At this time of year there’s one little girl I just can’t get out of my heart.
I don’t ever want to either. She’s not even ‘one of my own’ - or is she?
If I think about her too much I start to well up. If I start to talk about her I usually embarrass myself. Best kept in my heart, the higher function says, but not this year.
She deserves to be celebrated. She’s been born in one of the planet’s truly poorest countries and has a serious disability. She’s the epitome of the triumph of human spirit over adversity. She’s a vibrant adorable smiling dancing Tanzanian teenager without hearing or speech but not without a wicked sense of humour and mind-blowing communication skills.
I had the great joy of meeting her at the Lake Victoria disability centre on a cultural trip around Children in Crossfire’s main projects in Tanzania led by Richard Moore and his trusted right hand man JR.

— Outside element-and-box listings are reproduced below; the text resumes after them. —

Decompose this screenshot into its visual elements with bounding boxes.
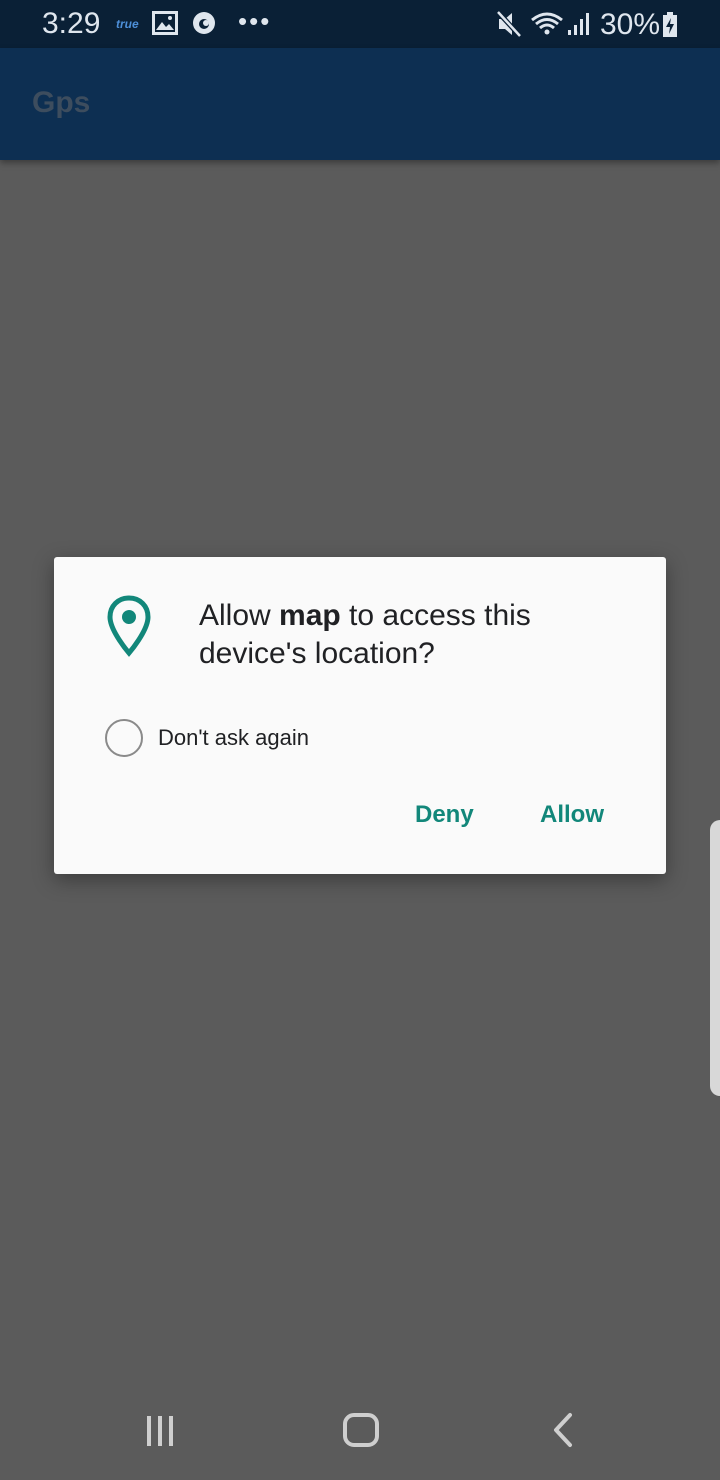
back-icon[interactable] <box>544 1408 584 1457</box>
dont-ask-again-option[interactable]: Don't ask again <box>105 718 309 758</box>
vodafone-icon <box>192 11 216 40</box>
signal-icon <box>566 12 592 41</box>
dont-ask-again-checkbox[interactable] <box>105 719 143 757</box>
carrier-logo: true <box>116 17 139 31</box>
app-title: Gps <box>32 86 91 119</box>
wifi-icon <box>530 12 564 41</box>
allow-button[interactable]: Allow <box>540 801 604 829</box>
message-prefix: Allow <box>199 599 280 632</box>
home-icon[interactable] <box>340 1408 382 1457</box>
image-icon <box>152 11 178 40</box>
more-notifications-icon: ••• <box>238 6 272 36</box>
status-bar: 3:29 true ••• 30% <box>0 0 720 48</box>
app-bar: Gps <box>0 48 720 160</box>
dont-ask-again-label: Don't ask again <box>158 725 309 750</box>
app-name: map <box>279 599 341 632</box>
navigation-bar <box>0 1384 720 1480</box>
battery-charging-icon <box>662 12 678 43</box>
location-pin-icon <box>106 595 152 662</box>
deny-button[interactable]: Deny <box>415 801 474 829</box>
mute-icon <box>496 10 522 43</box>
screen: 3:29 true ••• 30% Gps Allow map to acces… <box>0 0 720 1480</box>
dialog-message: Allow map to access this device's locati… <box>199 597 619 673</box>
recent-apps-icon[interactable] <box>140 1408 180 1457</box>
permission-dialog: Allow map to access this device's locati… <box>54 557 666 874</box>
status-time: 3:29 <box>42 7 101 40</box>
edge-panel-handle[interactable] <box>710 820 720 1096</box>
battery-percentage: 30% <box>600 8 661 41</box>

She was one of many significantly disabled minors, many with horrendous physical disabilities due to polio in a community which has one physiotherapist for a million people. She had been thrown a lifeline and she wished to make it very clear to us that she had firmly embraced it. Taking us one by one, she spontaneously honed in on our most prominent physical ‘features’ and warmly and lovingly portrayed near perfect caricatures of each of us using only her hands and her facial expressions.
Little interpretation was needed to understand that she had observed that I had ‘no lips’ and that my female colleague next to me was distinctly ‘flat-chested’. It went on and on and like after the very best stand-up performances I can still hear the roars of laughter and all of course directed at ourselves.
On reflection I think she was saying: ‘we’re not all that different folks and I embrace your little imperfections too’; profound emotional ntelligence for a very young teenager. She would shortly graduate from Lake Victoria Disability Centre with a fluent command of sign language, the skills to produce high quality garments, a sewing machine to enable her to set up a small business in her own community and most of all immense self-esteem. Perfect is boring: the cracks let in so much light.
There is no better way to illustrate how, this young lady embodies, for me, the success of an intelligent, coherent, focussed NGO like Children in Crossfire (CIC) which knows how to maximise the impact of precious resources.
Apart from her disabilities she was a picture of perfect physical health reflecting excellent nutrition in early life which is a clear priority of Children in Crossfire because as CIC’s website highlights: without adequate nutrition children never reach their physical or mental potential. What happens during the early years is of crucial importance for every child’s development. Good nutrition obviously positively impacts on school performance and improves the potential for a healthier, and better quality of life with a potential for higher earnings and a fuller participation in society. A good nutritional foundation in the early years makes a difference throughout life and likely positively impacts on the next generation.
A major current focus for CIC is therefore the ‘Nourish’ nutritional programme in Ethiopia which is significantly reducing child mortality
(by 29% in 2 years).
Over the past seven years I have had the great privilege of participating in fundraising events for CIC such as half marathons abroad, the wonderful Derry City Marathon and high altitude trekking in the Andes and to Everest base camp. The latter probably approach the limit that people were prepared to go for their chosen charity with one third of our group. despite their intensive preparation, needing evacuation; two of them as emergencies via helicopter.
Cliches or not, there’s no point in calling them anything other than life-changing experiences shared with life-long friends.
I can’t thank Richard and CIC enough for bringing the patron His Holiness the Dali Lama back to Derry during our City of Culture year and for affording Dr Joe McEvoy and I the honour of being his GPs for the day.
I was far too overwhelmed to chat to him when the opportunity came which was daft really because he was just like my wee friend from Lake Victoria: vibrant, loving, compassionate with outstanding communication skills and a ‘wicked sense of humour’.
The beautiful thing is that I have no doubt that the great man would be honoured to be compared to her.